Weiter Liebäugeln mit dem Kanzleramt

Sollte in Berlin trotzdem eine Ampel regieren, habe die Union vier Jahre Zeit, sich in Bund und Land neu aufzustellen. Denn neben der Bundestags- müsse die Südwest-CDU auch die Landtagswahl noch aufarbeiten.
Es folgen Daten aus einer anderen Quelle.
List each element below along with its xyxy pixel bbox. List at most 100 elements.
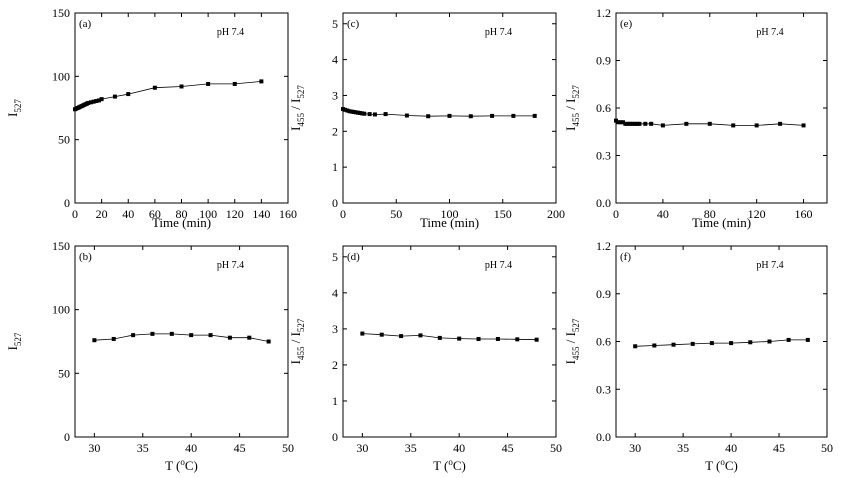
x-tick-label: 35 (137, 441, 149, 455)
data-point (91, 99, 96, 104)
data-point (709, 341, 714, 346)
y-tick-label: 100 (52, 303, 70, 317)
x-tick-label: 140 (252, 207, 270, 221)
y-tick-label: 1 (332, 394, 338, 408)
x-tick-label: 35 (677, 441, 689, 455)
panel-label: (e) (620, 18, 633, 30)
data-point (169, 331, 174, 336)
y-tick-label: 1.2 (596, 6, 611, 20)
y-tick-label: 2 (332, 124, 338, 138)
y-axis-label: I455 / I527 (563, 85, 581, 131)
y-axis-label: I527 (5, 99, 23, 117)
y-tick-label: 0 (64, 430, 70, 444)
data-point (618, 120, 623, 125)
data-point (341, 107, 345, 112)
data-point (206, 81, 211, 86)
series-line (342, 108, 535, 117)
data-point (621, 120, 626, 125)
y-tick-label: 2 (332, 358, 338, 372)
data-point (247, 335, 252, 340)
data-point (112, 94, 117, 99)
data-point (511, 113, 516, 118)
data-point (786, 337, 791, 342)
panel-label: (c) (347, 18, 360, 30)
x-axis-label: T (oC) (705, 457, 738, 473)
data-point (515, 337, 520, 342)
data-point (259, 79, 264, 84)
data-point (748, 340, 753, 345)
x-tick-label: 0 (340, 207, 346, 221)
chart-panel-f: 30 35 40 45 50 0.0 0.3 0.6 0.9 1.2 (f) pH 7.4 T (oC)… (563, 239, 833, 473)
data-point (625, 121, 630, 126)
y-tick-label: 1.2 (596, 239, 611, 253)
x-tick-label: 40 (453, 441, 465, 455)
data-point (232, 81, 237, 86)
data-point (96, 98, 101, 103)
data-point (630, 121, 635, 126)
data-point (404, 113, 409, 118)
y-tick-label: 50 (58, 366, 70, 380)
chart-panel-b: 30 35 40 45 50 0 50 100 150 (b) pH 7.4 T (oC) I527 (5, 239, 294, 473)
y-tick-label: 4 (332, 286, 338, 300)
y-tick-label: 50 (58, 133, 70, 147)
x-axis-label: Time (min) (152, 215, 211, 230)
y-tick-label: 0.0 (596, 430, 611, 444)
x-tick-label: 40 (725, 441, 737, 455)
data-point (457, 336, 462, 341)
x-tick-label: 60 (149, 207, 161, 221)
data-point (614, 118, 618, 123)
y-tick-label: 150 (52, 239, 70, 253)
data-point (731, 123, 736, 128)
ph-annotation: pH 7.4 (756, 260, 783, 271)
ph-annotation: pH 7.4 (217, 260, 244, 271)
data-point (360, 111, 365, 116)
data-point (754, 123, 759, 128)
data-point (635, 121, 640, 126)
data-point (347, 109, 352, 114)
x-tick-label: 200 (547, 207, 565, 221)
y-tick-label: 0 (332, 196, 338, 210)
data-point (383, 112, 388, 117)
data-point (684, 121, 689, 126)
y-tick-label: 0 (64, 196, 70, 210)
x-tick-label: 40 (122, 207, 134, 221)
y-axis-label: I455 / I527 (288, 85, 306, 131)
data-point (367, 112, 372, 117)
data-point (690, 341, 695, 346)
y-tick-label: 0.9 (596, 287, 611, 301)
y-tick-label: 4 (332, 53, 338, 67)
data-point (358, 111, 363, 116)
data-point (632, 121, 637, 126)
y-tick-label: 0.3 (596, 149, 611, 163)
y-axis-label: I527 (5, 332, 23, 350)
x-tick-label: 50 (390, 207, 402, 221)
x-axis-label: Time (min) (420, 215, 479, 230)
data-point (179, 84, 184, 89)
data-point (616, 120, 621, 125)
data-point (372, 112, 377, 117)
plot-frame (615, 245, 828, 438)
data-point (152, 85, 157, 90)
data-point (729, 341, 734, 346)
data-point (468, 114, 473, 119)
data-point (643, 121, 648, 126)
plot-frame (342, 245, 557, 438)
data-point (353, 110, 358, 115)
y-tick-label: 0 (332, 430, 338, 444)
y-tick-label: 0.3 (596, 382, 611, 396)
y-tick-label: 0.9 (596, 54, 611, 68)
x-tick-label: 30 (629, 441, 641, 455)
panel-label: (b) (79, 251, 92, 263)
ph-annotation: pH 7.4 (756, 27, 783, 38)
data-point (623, 121, 628, 126)
data-point (266, 339, 271, 344)
x-tick-label: 50 (821, 441, 833, 455)
data-point (399, 334, 404, 339)
data-point (649, 121, 654, 126)
x-tick-label: 0 (72, 207, 78, 221)
y-tick-label: 3 (332, 322, 338, 336)
data-point (345, 108, 350, 113)
x-tick-label: 80 (176, 207, 188, 221)
y-axis-label: I455 / I527 (288, 318, 306, 364)
data-point (355, 110, 360, 115)
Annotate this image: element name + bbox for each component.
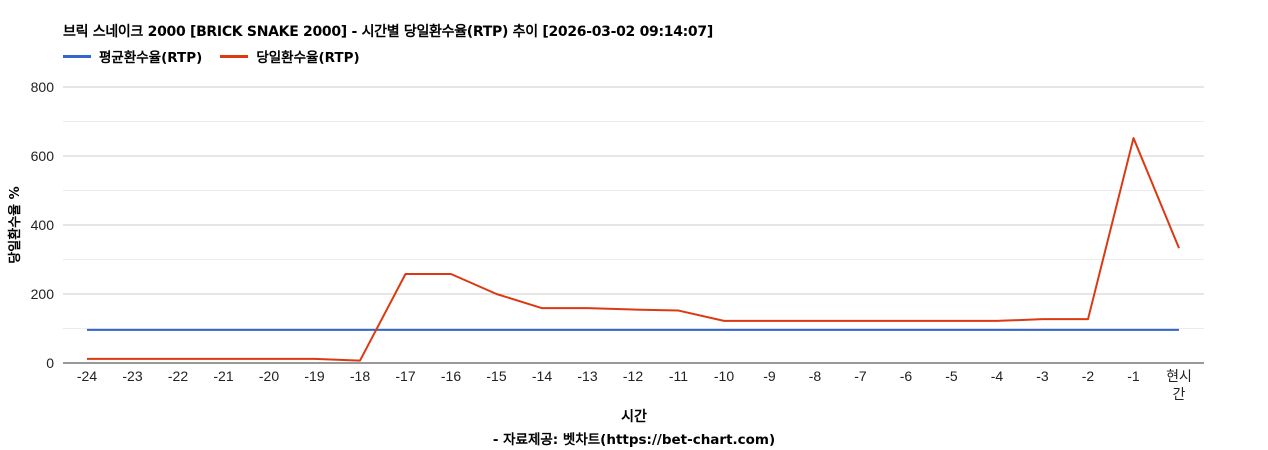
x-tick-label: -1: [1127, 368, 1140, 384]
x-tick-label: -3: [1036, 368, 1049, 384]
x-tick-label: -19: [304, 368, 324, 384]
x-tick-label: 간: [1173, 386, 1186, 402]
legend-swatch-average: [63, 54, 91, 58]
legend-item-daily[interactable]: 당일환수율(RTP): [220, 46, 360, 66]
x-tick-label: -11: [669, 368, 688, 384]
x-tick-label: -17: [395, 368, 415, 384]
x-tick-label: -10: [714, 368, 734, 384]
y-tick-label: 600: [31, 148, 55, 164]
legend: 평균환수율(RTP) 당일환수율(RTP): [63, 46, 378, 66]
x-tick-label: -13: [577, 368, 597, 384]
legend-label-daily: 당일환수율(RTP): [256, 50, 360, 66]
x-tick-label: -16: [441, 368, 461, 384]
x-tick-label: -2: [1082, 368, 1095, 384]
chart-title: 브릭 스네이크 2000 [BRICK SNAKE 2000] - 시간별 당일…: [63, 24, 713, 40]
source-credit: - 자료제공: 벳차트(https://bet-chart.com): [492, 432, 776, 448]
x-tick-label: -24: [77, 368, 97, 384]
y-tick-label: 800: [31, 79, 55, 95]
y-axis-title: 당일환수율 %: [7, 186, 23, 263]
x-tick-label: -8: [809, 368, 822, 384]
x-tick-label: -12: [623, 368, 643, 384]
daily-rtp-line: [87, 137, 1180, 362]
x-tick-label: -4: [991, 368, 1004, 384]
legend-item-average[interactable]: 평균환수율(RTP): [63, 46, 202, 66]
x-axis-title: 시간: [621, 409, 647, 425]
x-tick-label: -18: [350, 368, 370, 384]
x-tick-label: -6: [900, 368, 913, 384]
x-tick-label: -23: [122, 368, 142, 384]
x-tick-label: -9: [763, 368, 776, 384]
x-tick-label: -21: [213, 368, 233, 384]
x-tick-label: -22: [168, 368, 188, 384]
legend-label-average: 평균환수율(RTP): [99, 50, 203, 66]
x-tick-label: -14: [532, 368, 552, 384]
y-tick-label: 200: [31, 286, 55, 302]
legend-swatch-daily: [220, 54, 249, 58]
x-tick-label: -5: [945, 368, 958, 384]
x-tick-label: -15: [486, 368, 506, 384]
y-tick-label: 0: [46, 355, 54, 371]
y-tick-label: 400: [31, 217, 55, 233]
x-tick-label: -20: [259, 368, 279, 384]
x-tick-label: -7: [854, 368, 867, 384]
x-tick-label: 현시: [1166, 368, 1192, 384]
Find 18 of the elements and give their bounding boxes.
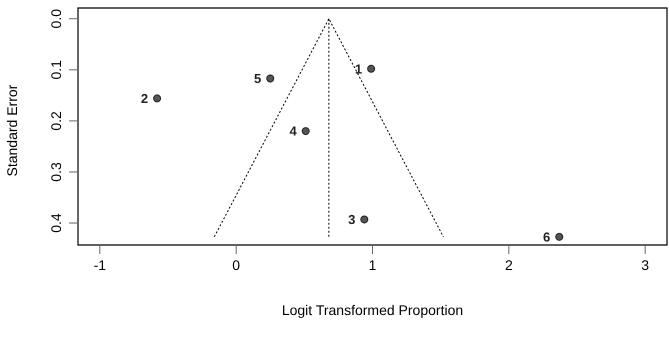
y-tick-label: 0.0 xyxy=(48,8,64,28)
x-tick-label: -1 xyxy=(94,256,106,273)
y-axis-title: Standard Error xyxy=(4,84,20,176)
x-tick-label: 0 xyxy=(232,256,240,273)
x-tick-label: 3 xyxy=(641,256,650,273)
y-tick-label: 0.2 xyxy=(48,110,64,131)
annotation: 5 xyxy=(254,71,262,86)
x-tick-label: 1 xyxy=(368,256,377,273)
annotation: 1 xyxy=(354,61,362,76)
annotation: 2 xyxy=(140,91,148,106)
x-tick-label: 2 xyxy=(504,256,513,273)
y-tick-label: 0.3 xyxy=(48,162,64,182)
annotation: 6 xyxy=(543,229,550,244)
x-axis-title: Logit Transformed Proportion xyxy=(282,302,464,318)
annotation: 4 xyxy=(289,124,298,139)
annotation: 3 xyxy=(348,212,356,228)
y-tick-label: 0.4 xyxy=(48,213,64,233)
y-tick-label: 0.1 xyxy=(48,60,64,80)
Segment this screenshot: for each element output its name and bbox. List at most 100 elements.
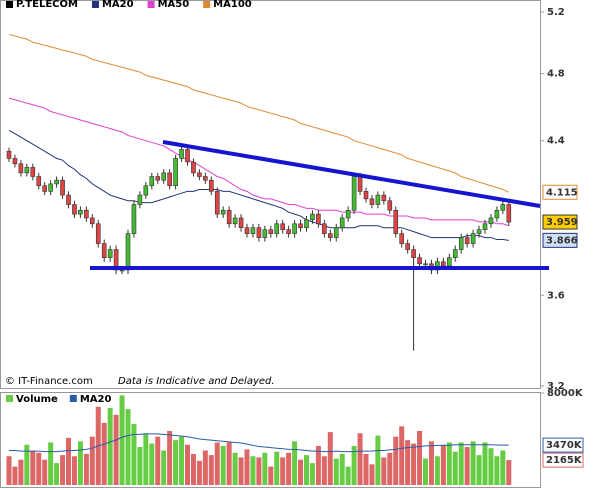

Für das deutsche Gewicht in Europa sei aber ein Kanzler Laschet die bessere Option: Scholz kenne in Brüssel kaum jemand, während Laschet sechs Jahre lang im EU-Parlament saß.

Die Union könne jetzt keinen Regierungsanspruch anmelden, müsse aber zur Verfügung stehen, wenn sie gebraucht werde, formuliert Manfred Hollenbach seine Erwartung: „Die Realität ist, dass Grüne und FDP jetzt die Königsmacher sind.“ Ralf Trettner bringt die dritte Möglichkeit neben Ampel und Jamaika ins Spiel: „Ein Dreierbündnis ist Mist“, sagt er – aber es sei immer noch besser als eine neue Groko mit einem Sozialdemokraten im Kanzleramt.

Der Parteinachwuchs markiert die Ansprüche der CDU selbstbewusster: „Eine schonungslose Aufarbeitung und Analyse dieses Wahlergebnisses schließt eine Regierungsbeteiligung nicht aus“, sagt der JU-Kreisvorsitzende Lukas Tietze aus Tamm. „Der Weg der Grünen zu uns ist kürzer als jener der FDP zur SPD“, begründet er das Hoffen auf Jamaika mit landespolitischer Erfahrung. Vanessa Buchmann aus Ludwigsburg, JU-Vize und Beisitzerin im CDU-Kreisvorstand, sieht das genauso. Sie glaubt, dass die Zeit von Volksparteien mit Stimmanteilen von 40 und mehr Prozent auch für die Union vorbei ist. „Solche Ergebnisse“ werde es angesichts des Wandels von Gesellschaft und medial vermittelter Öffentlichkeit nicht mehr geben. Für die Christdemokratie komme es jetzt entscheidend darauf an, insbesondere bei jungen Leuten und Frauen verstärkt zu punkten.